I started this blog as a way to share the knowledge I gained working in public policy and advocacy and later in graduate school for public health with medical students. There was and remains a massive disconnect between what medical students understand about the health care landscape and what we need to know to best help our patients. I certainly don’t think every student needs a Master of Public Health to be a competent, caring physician, but as I’ve written before, it would be helpful if they had a basic understanding of health insurance and how public policy influences the practice of medicine and the lives of our patients. Not all medical students and physicians will want to engage in any type of advocacy even with this education – and that is OK – but it would at least ensure more holistic interactions with patients. That is why I started MollyMPHtoMD and continue to be active on Instagram, sharing health policy tidbits throughout the day and how it intersects with medicine. And over the last few years, I’ve posted here about everything from health care sharing ministries and ACA open enrollment to the basics of Medicare and Medicaid. But even though I have a long list of health policy related topics that I still want to write about, I just don’t feel like it.
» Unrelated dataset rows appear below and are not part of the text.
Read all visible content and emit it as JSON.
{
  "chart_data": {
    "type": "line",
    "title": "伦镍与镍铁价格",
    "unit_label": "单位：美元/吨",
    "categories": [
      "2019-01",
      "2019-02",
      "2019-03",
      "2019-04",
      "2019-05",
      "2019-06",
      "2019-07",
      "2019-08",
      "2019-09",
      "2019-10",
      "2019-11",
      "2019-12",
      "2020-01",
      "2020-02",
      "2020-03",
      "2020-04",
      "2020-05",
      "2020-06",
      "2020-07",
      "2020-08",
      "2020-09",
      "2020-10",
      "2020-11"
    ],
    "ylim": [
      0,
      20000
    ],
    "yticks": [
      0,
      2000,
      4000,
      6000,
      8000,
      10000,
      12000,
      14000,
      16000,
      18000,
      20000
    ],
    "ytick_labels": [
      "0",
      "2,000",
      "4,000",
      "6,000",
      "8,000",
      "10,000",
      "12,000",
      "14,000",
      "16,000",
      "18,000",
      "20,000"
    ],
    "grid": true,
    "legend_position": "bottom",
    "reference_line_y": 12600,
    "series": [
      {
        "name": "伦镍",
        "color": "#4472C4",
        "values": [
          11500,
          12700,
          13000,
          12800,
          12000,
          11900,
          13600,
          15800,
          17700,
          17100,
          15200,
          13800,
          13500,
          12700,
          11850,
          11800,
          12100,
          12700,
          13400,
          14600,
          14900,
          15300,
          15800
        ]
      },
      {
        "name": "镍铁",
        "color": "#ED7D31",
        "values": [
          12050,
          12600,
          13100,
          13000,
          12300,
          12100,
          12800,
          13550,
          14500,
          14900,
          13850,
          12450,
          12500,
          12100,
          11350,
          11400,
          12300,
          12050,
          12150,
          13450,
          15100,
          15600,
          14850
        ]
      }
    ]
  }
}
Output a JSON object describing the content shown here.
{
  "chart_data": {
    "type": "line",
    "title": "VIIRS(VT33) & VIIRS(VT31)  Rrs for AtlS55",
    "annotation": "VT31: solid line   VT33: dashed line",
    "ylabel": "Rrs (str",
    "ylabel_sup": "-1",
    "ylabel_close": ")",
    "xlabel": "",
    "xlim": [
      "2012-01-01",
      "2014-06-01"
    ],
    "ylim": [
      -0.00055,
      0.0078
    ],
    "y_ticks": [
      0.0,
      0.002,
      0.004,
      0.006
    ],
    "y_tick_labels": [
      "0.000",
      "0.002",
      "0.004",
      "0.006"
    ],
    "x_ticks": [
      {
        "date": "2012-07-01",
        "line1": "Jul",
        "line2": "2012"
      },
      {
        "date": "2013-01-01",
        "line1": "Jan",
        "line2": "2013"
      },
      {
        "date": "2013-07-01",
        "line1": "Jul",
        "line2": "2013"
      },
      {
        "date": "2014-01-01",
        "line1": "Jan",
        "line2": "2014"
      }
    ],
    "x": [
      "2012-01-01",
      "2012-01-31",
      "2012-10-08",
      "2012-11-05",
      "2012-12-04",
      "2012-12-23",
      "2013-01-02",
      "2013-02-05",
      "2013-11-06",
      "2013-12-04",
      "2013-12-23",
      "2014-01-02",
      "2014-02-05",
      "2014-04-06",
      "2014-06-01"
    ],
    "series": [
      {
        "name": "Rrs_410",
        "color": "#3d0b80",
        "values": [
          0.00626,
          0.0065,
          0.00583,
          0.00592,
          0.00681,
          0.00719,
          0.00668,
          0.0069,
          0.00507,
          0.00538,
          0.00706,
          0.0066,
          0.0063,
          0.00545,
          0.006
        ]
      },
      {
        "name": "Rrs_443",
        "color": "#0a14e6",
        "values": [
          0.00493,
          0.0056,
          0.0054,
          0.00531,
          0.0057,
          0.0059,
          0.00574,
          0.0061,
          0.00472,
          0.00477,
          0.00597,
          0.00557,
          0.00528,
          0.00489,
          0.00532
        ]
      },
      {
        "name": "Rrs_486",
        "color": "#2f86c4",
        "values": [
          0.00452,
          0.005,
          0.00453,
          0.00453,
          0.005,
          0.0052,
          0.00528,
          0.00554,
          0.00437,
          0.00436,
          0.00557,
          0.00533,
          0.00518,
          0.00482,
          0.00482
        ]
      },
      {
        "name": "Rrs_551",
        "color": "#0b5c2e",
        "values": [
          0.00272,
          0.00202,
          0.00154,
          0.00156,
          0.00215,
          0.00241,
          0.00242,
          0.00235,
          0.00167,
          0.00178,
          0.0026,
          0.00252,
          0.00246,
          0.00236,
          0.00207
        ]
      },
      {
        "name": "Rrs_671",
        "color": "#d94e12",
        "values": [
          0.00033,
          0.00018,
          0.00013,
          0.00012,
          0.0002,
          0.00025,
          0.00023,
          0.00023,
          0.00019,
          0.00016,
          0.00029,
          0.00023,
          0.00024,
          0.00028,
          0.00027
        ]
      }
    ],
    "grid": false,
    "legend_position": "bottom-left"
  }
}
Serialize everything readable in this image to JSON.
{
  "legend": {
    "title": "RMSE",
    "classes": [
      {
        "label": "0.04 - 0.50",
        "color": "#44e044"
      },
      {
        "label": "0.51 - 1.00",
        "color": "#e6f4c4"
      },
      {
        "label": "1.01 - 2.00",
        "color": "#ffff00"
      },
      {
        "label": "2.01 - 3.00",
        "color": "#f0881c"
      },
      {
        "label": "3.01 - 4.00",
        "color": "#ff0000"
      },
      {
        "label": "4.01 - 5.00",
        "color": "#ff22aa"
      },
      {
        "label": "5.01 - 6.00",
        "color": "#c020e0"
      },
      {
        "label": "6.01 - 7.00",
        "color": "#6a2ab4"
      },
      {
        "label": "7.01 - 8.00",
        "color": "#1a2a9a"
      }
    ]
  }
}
Being in medical school during the pandemic has been a bit like being on a hamster wheel that I couldn’t get off even as the world was burning around me. There were still tests to study for, clinical and physical exams skills to learn, assignments to complete, and clinic to attend – plus two high stress national board exams to take and residency applications to submit. I climbed all of those hills and the burnout was/is REAL. And now, after all that hurry up (during which I learned an IMMENSE amount), I’m now waiting to hear about invitations to interview for residency. I’ve had some time off and a moment to breathe, to get excited about the fact that I will be a physician in just 7 short months(!), to do some (as safe as possible) travel, and finally feel restored (minus the anxiety of waiting for interviews…). It’s also given me some time to think about the blog and how I want to interact with it – and all of you – moving forward.
Sometimes this blog feels like a version of the journals I tried to keep when I was a kid – it happened in spurts with a lot of self-doubt about what I wrote, if it was boring, if it mattered. And while I was a studious kid, I wasn’t writing about the impacts of public policy in those notebooks. But I’ve always been insanely curious, with an insatiable thirst to learn more, read more, know more. So I guess it makes complete sense that by the time I graduate medical school, I’ll have three degrees (BA, MPH, MD) and a certificate from my post-bacc program. I am constantly sending articles, podcasts, shows, and products I come across to my friends and family, who (so graciously) put up with it. When I read my favorite blogs (like The Stripe, Hello Adams Family, Curiouser & Curiouser, and Wit & Whimsy), I always learn about or discover something new to me, but the best part is reading their personal posts and feeling just a little less alone in this increasingly disconnected and overwhelming world.
With all of that rambling in mind, I’m going to be pivoting what type of content I share here (and I’m really hoping that this will make me want to post more regularly as well). I was never able to create a journaling habit, likely because my life felt pretty mundane and boring and middle school sucked. But at this point in life and the internet, we’re used to reading the thoughts of strangers and feeling a sense of connection. I still plan to share Health Policy Happenings and about post-bacc programs – because I’m still Molly MPH to MD, after all – but my posts will no longer all be deep dives on insurance and health care access or medical school. I thought that carving out this little niche would be fun but it’s gotten draining over time, likely something to do with a pandemic that has forced us to reckon with social and racial injustice, the reality of our crumbling public health infrastructure, rampant misinformation and its disastrous consequences, and the crushing anxiety of it all.
I hope you’ll stick around or if you’re new, welcome! I’m looking forward to seeing what comes of this.